Hyperoxia exposure promotes endothelial-mesenchymal transition and inhibits regulatory T cell function in human pulmonary microvascular endothelial cells.

Abstract

This study aims to investigate the effects of hyperoxia exposure on TGF-β1-induced endothelial-mesenchymal transition (EndoMT) and regulatory T cell (Treg)-mediated immunomodulation in human pulmonary microvascular endothelial cells (HPMECs), which could provide a theoretical basis for further studies of the pathogenesis of bronchopulmonary dysplasia (BPD).
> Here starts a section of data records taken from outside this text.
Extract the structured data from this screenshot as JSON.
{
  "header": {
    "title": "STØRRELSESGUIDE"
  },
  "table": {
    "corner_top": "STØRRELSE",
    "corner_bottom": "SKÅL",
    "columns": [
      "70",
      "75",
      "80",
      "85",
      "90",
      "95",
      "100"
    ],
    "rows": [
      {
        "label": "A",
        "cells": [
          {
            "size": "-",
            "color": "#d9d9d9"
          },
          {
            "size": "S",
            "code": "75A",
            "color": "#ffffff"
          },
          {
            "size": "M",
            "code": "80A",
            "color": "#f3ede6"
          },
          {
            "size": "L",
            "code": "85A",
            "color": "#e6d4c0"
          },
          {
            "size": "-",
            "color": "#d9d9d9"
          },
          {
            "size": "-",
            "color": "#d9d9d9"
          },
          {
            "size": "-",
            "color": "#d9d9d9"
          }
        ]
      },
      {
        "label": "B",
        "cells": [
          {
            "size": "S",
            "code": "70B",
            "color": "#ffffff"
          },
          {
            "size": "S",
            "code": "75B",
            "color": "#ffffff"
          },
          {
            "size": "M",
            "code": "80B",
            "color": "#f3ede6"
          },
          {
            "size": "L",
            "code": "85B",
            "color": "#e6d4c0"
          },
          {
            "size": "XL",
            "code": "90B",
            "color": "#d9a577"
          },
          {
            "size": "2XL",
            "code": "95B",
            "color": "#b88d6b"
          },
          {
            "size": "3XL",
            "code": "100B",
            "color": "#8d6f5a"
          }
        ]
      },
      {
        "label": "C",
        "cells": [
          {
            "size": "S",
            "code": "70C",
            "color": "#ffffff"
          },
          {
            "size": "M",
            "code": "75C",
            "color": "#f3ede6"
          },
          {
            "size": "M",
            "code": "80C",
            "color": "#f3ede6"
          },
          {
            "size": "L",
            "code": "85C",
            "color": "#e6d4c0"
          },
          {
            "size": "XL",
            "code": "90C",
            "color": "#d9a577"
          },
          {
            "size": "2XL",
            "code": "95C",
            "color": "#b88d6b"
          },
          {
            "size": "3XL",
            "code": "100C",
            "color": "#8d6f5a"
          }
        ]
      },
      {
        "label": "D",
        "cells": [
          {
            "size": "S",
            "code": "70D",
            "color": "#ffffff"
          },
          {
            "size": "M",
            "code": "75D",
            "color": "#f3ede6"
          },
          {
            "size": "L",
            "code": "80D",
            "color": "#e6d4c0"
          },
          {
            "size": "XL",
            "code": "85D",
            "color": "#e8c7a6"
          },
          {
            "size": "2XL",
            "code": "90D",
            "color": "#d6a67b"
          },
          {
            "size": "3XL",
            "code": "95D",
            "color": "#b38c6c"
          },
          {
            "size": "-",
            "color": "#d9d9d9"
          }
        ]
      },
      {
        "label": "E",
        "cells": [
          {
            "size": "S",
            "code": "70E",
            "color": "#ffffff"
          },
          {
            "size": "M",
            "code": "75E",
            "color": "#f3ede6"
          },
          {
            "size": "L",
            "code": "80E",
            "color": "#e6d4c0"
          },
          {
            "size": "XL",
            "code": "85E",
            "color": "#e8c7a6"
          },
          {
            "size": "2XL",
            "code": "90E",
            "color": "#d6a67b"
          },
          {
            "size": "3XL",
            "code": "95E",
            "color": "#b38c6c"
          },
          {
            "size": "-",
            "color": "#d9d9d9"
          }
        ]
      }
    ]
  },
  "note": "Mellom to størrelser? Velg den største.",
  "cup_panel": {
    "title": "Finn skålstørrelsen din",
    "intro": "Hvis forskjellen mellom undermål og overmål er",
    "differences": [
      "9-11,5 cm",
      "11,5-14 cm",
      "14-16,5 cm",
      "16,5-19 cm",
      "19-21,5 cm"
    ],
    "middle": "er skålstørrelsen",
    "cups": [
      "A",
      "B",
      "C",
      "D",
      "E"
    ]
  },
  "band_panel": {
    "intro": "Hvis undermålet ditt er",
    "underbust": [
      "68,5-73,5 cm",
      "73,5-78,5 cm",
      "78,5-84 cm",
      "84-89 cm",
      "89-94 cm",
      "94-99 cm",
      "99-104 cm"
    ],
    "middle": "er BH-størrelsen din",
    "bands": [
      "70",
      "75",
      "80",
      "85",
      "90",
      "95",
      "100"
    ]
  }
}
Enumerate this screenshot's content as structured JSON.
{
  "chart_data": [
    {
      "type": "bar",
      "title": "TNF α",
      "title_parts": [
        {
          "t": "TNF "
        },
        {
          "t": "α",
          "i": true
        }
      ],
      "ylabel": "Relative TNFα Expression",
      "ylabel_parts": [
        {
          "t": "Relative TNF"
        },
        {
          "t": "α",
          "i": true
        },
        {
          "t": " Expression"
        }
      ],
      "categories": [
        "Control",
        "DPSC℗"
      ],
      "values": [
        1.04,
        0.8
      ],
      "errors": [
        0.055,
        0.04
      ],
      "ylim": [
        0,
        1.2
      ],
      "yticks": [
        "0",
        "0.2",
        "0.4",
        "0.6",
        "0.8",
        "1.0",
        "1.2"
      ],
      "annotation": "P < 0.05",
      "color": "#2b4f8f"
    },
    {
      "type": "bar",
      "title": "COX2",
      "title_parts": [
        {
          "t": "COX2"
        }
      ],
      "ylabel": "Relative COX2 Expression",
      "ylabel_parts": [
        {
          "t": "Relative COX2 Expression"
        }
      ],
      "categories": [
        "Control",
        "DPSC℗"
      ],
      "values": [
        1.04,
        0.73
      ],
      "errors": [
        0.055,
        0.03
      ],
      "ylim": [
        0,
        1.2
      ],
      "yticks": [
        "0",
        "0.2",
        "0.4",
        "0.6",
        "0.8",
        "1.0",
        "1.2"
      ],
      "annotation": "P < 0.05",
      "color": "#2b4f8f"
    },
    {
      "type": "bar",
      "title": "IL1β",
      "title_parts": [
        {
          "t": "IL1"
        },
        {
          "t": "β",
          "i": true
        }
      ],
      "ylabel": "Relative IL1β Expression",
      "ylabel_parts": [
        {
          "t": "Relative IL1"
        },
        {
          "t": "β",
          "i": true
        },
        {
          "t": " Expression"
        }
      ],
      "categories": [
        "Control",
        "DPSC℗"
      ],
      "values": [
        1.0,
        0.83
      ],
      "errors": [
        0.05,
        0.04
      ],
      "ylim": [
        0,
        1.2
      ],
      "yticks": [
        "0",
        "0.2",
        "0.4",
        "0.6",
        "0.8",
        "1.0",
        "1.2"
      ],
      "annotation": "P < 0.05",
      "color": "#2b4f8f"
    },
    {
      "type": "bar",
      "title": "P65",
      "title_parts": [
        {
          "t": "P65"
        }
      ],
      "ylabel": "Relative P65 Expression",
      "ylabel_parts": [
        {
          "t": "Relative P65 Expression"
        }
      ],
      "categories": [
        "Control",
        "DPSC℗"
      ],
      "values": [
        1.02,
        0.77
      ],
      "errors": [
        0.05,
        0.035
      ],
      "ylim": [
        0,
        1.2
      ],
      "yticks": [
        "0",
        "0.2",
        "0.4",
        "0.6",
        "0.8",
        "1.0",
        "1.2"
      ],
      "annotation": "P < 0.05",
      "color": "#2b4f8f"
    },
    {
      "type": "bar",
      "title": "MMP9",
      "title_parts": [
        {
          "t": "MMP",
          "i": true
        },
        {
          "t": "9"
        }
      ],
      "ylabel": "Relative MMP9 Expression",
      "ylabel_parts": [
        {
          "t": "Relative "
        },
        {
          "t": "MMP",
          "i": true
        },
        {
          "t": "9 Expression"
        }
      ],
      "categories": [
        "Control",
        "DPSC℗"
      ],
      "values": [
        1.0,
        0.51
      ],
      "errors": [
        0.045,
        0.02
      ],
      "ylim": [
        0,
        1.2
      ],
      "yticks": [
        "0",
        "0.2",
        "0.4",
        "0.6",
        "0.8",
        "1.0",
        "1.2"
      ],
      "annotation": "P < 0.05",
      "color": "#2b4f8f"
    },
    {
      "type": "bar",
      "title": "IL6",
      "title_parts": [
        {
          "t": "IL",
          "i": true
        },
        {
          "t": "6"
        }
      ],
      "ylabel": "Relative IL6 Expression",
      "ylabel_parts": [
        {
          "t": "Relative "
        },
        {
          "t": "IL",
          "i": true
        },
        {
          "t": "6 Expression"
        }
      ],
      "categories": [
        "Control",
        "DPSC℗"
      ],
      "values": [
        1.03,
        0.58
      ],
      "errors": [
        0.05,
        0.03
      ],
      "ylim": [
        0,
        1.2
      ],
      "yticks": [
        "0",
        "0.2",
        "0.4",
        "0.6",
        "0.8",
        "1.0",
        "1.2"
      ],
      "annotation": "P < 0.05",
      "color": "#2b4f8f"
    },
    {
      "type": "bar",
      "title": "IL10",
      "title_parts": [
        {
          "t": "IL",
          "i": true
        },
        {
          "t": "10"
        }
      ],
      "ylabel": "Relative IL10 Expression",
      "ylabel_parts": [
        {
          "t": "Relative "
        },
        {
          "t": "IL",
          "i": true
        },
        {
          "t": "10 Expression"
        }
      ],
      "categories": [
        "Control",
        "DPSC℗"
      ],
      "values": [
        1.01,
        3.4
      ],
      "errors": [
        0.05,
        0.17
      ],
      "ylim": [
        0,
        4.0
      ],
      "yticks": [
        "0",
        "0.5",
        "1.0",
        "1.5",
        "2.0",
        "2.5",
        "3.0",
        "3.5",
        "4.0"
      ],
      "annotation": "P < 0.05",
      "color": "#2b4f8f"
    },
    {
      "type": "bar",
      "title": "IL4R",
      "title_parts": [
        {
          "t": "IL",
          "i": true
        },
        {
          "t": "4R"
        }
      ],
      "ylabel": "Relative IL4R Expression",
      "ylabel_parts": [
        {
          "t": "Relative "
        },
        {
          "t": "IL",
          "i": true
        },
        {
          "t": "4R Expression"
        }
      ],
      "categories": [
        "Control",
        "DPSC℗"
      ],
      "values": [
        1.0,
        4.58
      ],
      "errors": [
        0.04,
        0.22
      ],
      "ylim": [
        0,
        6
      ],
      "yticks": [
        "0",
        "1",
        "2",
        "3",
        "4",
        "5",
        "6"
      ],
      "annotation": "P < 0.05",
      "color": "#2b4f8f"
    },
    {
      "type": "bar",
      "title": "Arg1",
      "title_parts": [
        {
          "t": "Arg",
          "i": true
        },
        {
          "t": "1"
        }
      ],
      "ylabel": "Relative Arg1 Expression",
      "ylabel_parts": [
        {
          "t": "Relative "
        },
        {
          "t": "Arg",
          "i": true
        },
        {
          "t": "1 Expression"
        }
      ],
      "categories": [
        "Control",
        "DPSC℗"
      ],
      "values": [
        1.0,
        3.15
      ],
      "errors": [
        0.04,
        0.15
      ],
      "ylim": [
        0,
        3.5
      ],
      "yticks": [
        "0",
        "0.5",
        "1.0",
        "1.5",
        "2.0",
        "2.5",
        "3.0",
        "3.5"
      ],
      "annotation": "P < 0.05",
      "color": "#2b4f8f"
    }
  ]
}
A BPD cell model was established by exposing HPMECs to hyperoxia. Flow cytometry was used to isolate CD4 + CD3 + CD25 + CD127- Tregs from the peripheral blood samples of preterm infants. HPMECs were divided into four groups based on whether they were exposed to hyperoxia and/or co-cultured with Tregs. Quantitative reverse transcription-polymerase chain reaction (qRT-PCR) and enzyme-linked immunosorbent assay (ELISA) were used to test the expression levels of TGF-β1, α-SMA, Foxp3, IL-10, and reactive oxygen species (ROS). The results showed that the expression levels of TGF-β1 and α-SMA in HPMECs increased at 24 h, 48 h, and 72 h of hyperoxia exposure. In the co-culture group of HPMECs and Tregs, Foxp3 and IL-10 expressions decreased at 48 h and 72 h of hyperoxia exposure. ROS expression increased in the hyperoxia group of HPMECs at 24 h, 48 h, and 72 h of hyperoxia exposure, which were higher than those in the hyperoxia group of HPMECs and Tregs. These findings suggest that hyperoxia exposure promotes EndoMT in HMPECs and inhibits the immunosuppressive effect of Tregs. Despite this, Tregs still seem could protect HPMECs from oxidative stress injury.